When the parties agree that "[t]his approach will be based on respect for human rights", this is more an exercise in rhetorical style than a genuine desire to safeguard the rights of refugees. By virtue of the broadness and imprecision of the wording chosen, the parties have clearly avoided providing for concrete mechanisms to protect the fundamental rights of refugees, which therefore take a back seat to the agreement on migration. The Council of Europe Commissioner for Human Rights, Dunja Mijatović, pointed this out and concluded that “[f]ailure to establish clear and concrete safeguards in migration co-operation activities will only add to the worrying trend of human rights being sacrificed to European states’ attempts to externalise their responsibilities.”

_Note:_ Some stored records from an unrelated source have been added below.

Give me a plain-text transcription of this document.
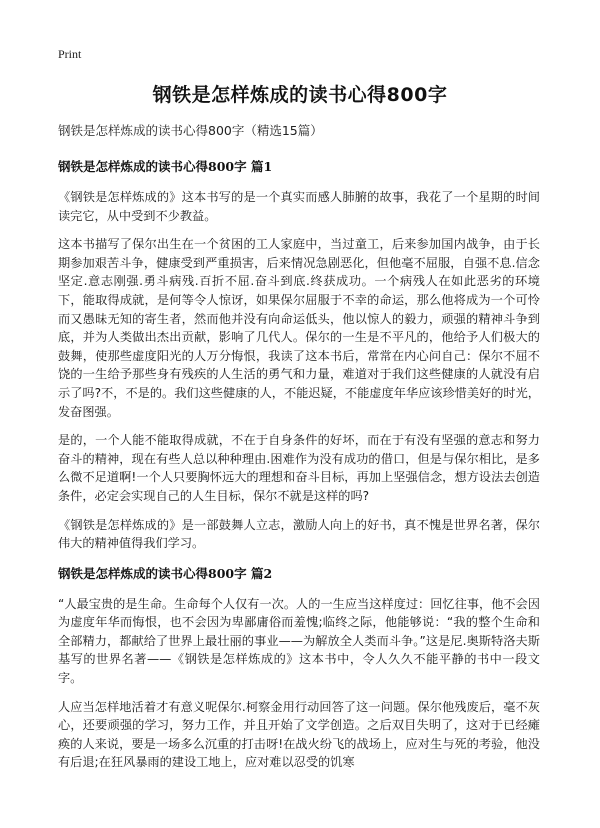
Print
钢铁是怎样炼成的读书心得800字

钢铁是怎样炼成的读书心得800字（精选15篇）

钢铁是怎样炼成的读书心得800字 篇1

《钢铁是怎样炼成的》这本书写的是一个真实而感人肺腑的故事，我花了一个星期的时间读完它，从中受到不少教益。

这本书描写了保尔出生在一个贫困的工人家庭中，当过童工，后来参加国内战争，由于长期参加艰苦斗争，健康受到严重损害，后来情况急剧恶化，但他毫不屈服，自强不息.信念坚定.意志刚强.勇斗病残.百折不屈.奋斗到底.终获成功。一个病残人在如此恶劣的环境下，能取得成就，是何等令人惊讶，如果保尔屈服于不幸的命运，那么他将成为一个可怜而又愚昧无知的寄生者，然而他并没有向命运低头，他以惊人的毅力，顽强的精神斗争到底，并为人类做出杰出贡献，影响了几代人。保尔的一生是不平凡的，他给予人们极大的鼓舞，使那些虚度阳光的人万分悔恨，我读了这本书后，常常在内心问自己：保尔不屈不饶的一生给予那些身有残疾的人生活的勇气和力量，难道对于我们这些健康的人就没有启示了吗?不，不是的。我们这些健康的人，不能迟疑，不能虚度年华应该珍惜美好的时光，发奋图强。

是的，一个人能不能取得成就，不在于自身条件的好坏，而在于有没有坚强的意志和努力奋斗的精神，现在有些人总以种种理由.困难作为没有成功的借口，但是与保尔相比，是多么微不足道啊!一个人只要胸怀远大的理想和奋斗目标，再加上坚强信念，想方设法去创造条件，必定会实现自己的人生目标，保尔不就是这样的吗?

《钢铁是怎样炼成的》是一部鼓舞人立志，激励人向上的好书，真不愧是世界名著，保尔伟大的精神值得我们学习。

钢铁是怎样炼成的读书心得800字 篇2

“人最宝贵的是生命。生命每个人仅有一次。人的一生应当这样度过：回忆往事，他不会因为虚度年华而悔恨，也不会因为卑鄙庸俗而羞愧;临终之际，他能够说：“我的整个生命和全部精力，都献给了世界上最壮丽的事业——为解放全人类而斗争。”这是尼.奥斯特洛夫斯基写的世界名著——《钢铁是怎样炼成的》这本书中，令人久久不能平静的书中一段文字。

人应当怎样地活着才有意义呢保尔.柯察金用行动回答了这一问题。保尔他残废后，毫不灰心，还要顽强的学习，努力工作，并且开始了文学创造。之后双目失明了，这对于已经瘫痪的人来说，要是一场多么沉重的打击呀!在战火纷飞的战场上，应对生与死的考验，他没有后退;在狂风暴雨的建设工地上，应对难以忍受的饥寒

Finally, in addition to the serious human rights concerns raised by this agreement, it runs the risk of being counterproductive. Instead of limiting or eradicating the criminal networks of smugglers, the approach adopted here by the EU runs the risk of producing the opposite effect. Once again, contrary to what is said publicly, instead of offering legal migration pathways, the EU seems to be fighting against people seeking international protection, rather than criminal networks. This is yet another reminder of the EU-Turkey Statement and its consequences for the situation in Greece. NGOs and members of civil society systematically call on the European Union to explore new strategies such as setting up "safe passage, and investment in foreign development rather than in foreign border guards"; nonetheless, no change in the approach is observed.

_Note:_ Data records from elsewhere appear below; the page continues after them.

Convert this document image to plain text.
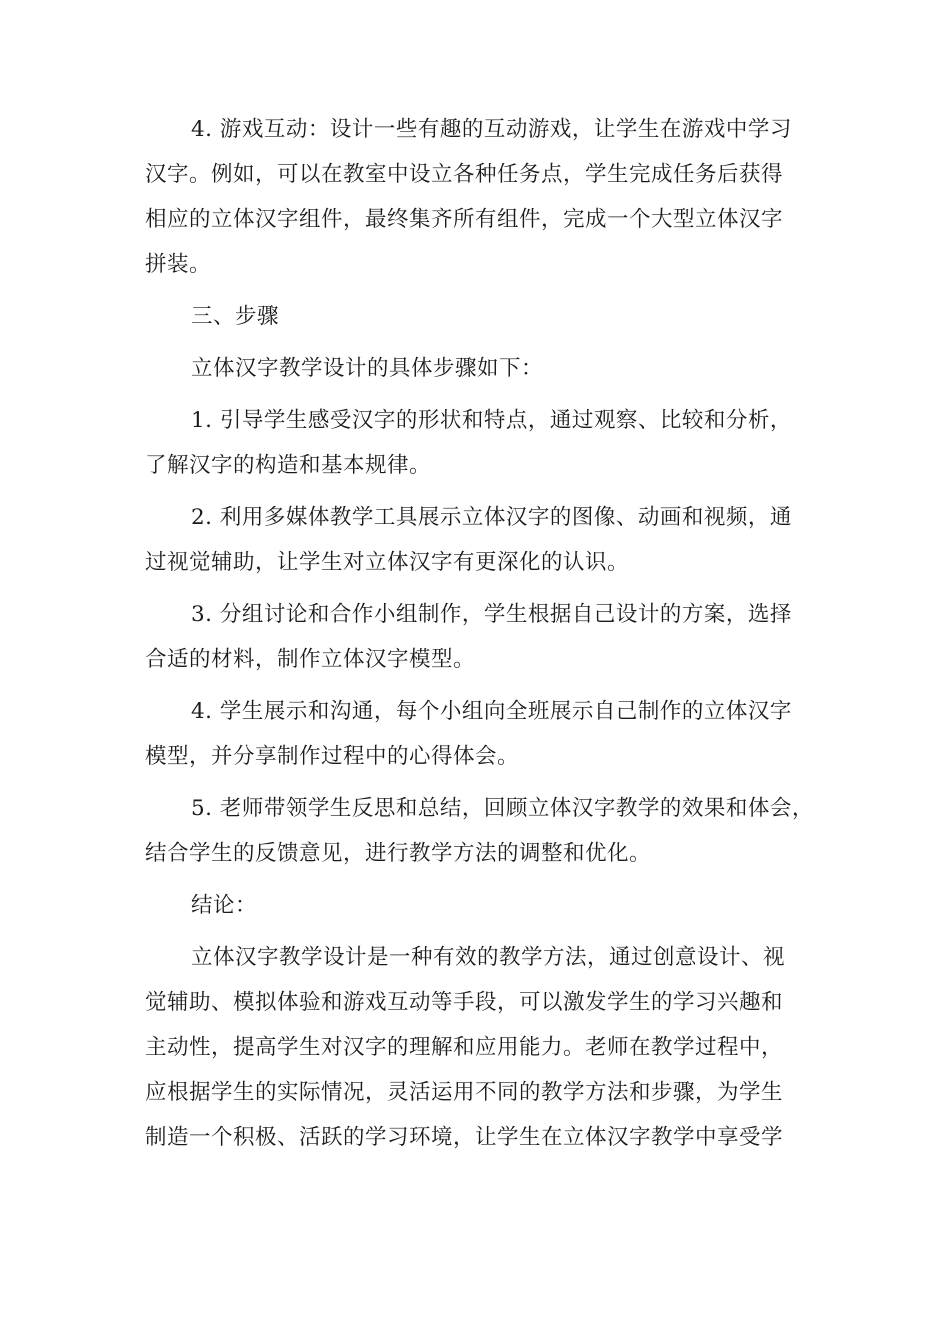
4. 游戏互动：设计一些有趣的互动游戏，让学生在游戏中学习
汉字。例如，可以在教室中设立各种任务点，学生完成任务后获得
相应的立体汉字组件，最终集齐所有组件，完成一个大型立体汉字
拼装。
三、步骤
立体汉字教学设计的具体步骤如下：
1. 引导学生感受汉字的形状和特点，通过观察、比较和分析，
了解汉字的构造和基本规律。
2. 利用多媒体教学工具展示立体汉字的图像、动画和视频，通
过视觉辅助，让学生对立体汉字有更深化的认识。
3. 分组讨论和合作小组制作，学生根据自己设计的方案，选择
合适的材料，制作立体汉字模型。
4. 学生展示和沟通，每个小组向全班展示自己制作的立体汉字
模型，并分享制作过程中的心得体会。
5. 老师带领学生反思和总结，回顾立体汉字教学的效果和体会，
结合学生的反馈意见，进行教学方法的调整和优化。
结论：
立体汉字教学设计是一种有效的教学方法，通过创意设计、视
觉辅助、模拟体验和游戏互动等手段，可以激发学生的学习兴趣和
主动性，提高学生对汉字的理解和应用能力。老师在教学过程中，
应根据学生的实际情况，灵活运用不同的教学方法和步骤，为学生
制造一个积极、活跃的学习环境，让学生在立体汉字教学中享受学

This MoU of July 16, 2023, which according to the Italian Prime Minister should serve as a model for future cooperation agreements on migration, has already been denounced by NGOs, MEPs and the Council of Europe. On 14 August, 379 academics and members of civil society from nearly 10 countries issued a statement denouncing this MoU and, more generally, the European Union's policy of externalising asylum, which jeopardises respect for human rights and endangers the lives of asylum seekers.
The EU-Turkey statement, the EU's cooperation with Libya, the EU-Tunisia MoU, the negotiations between the EU and Egypt, and between the EU and Morocco all point to a tendency for the EU to give priority to ‘secure its borders’, instead of protecting human lives. The values promoted by the EU, such as democracy, the protection of human rights or the rule of law, thus appear to be mere rhetorical elements, which in practice are systematically flouted by the partnerships the EU establishes where the migration question is concerned.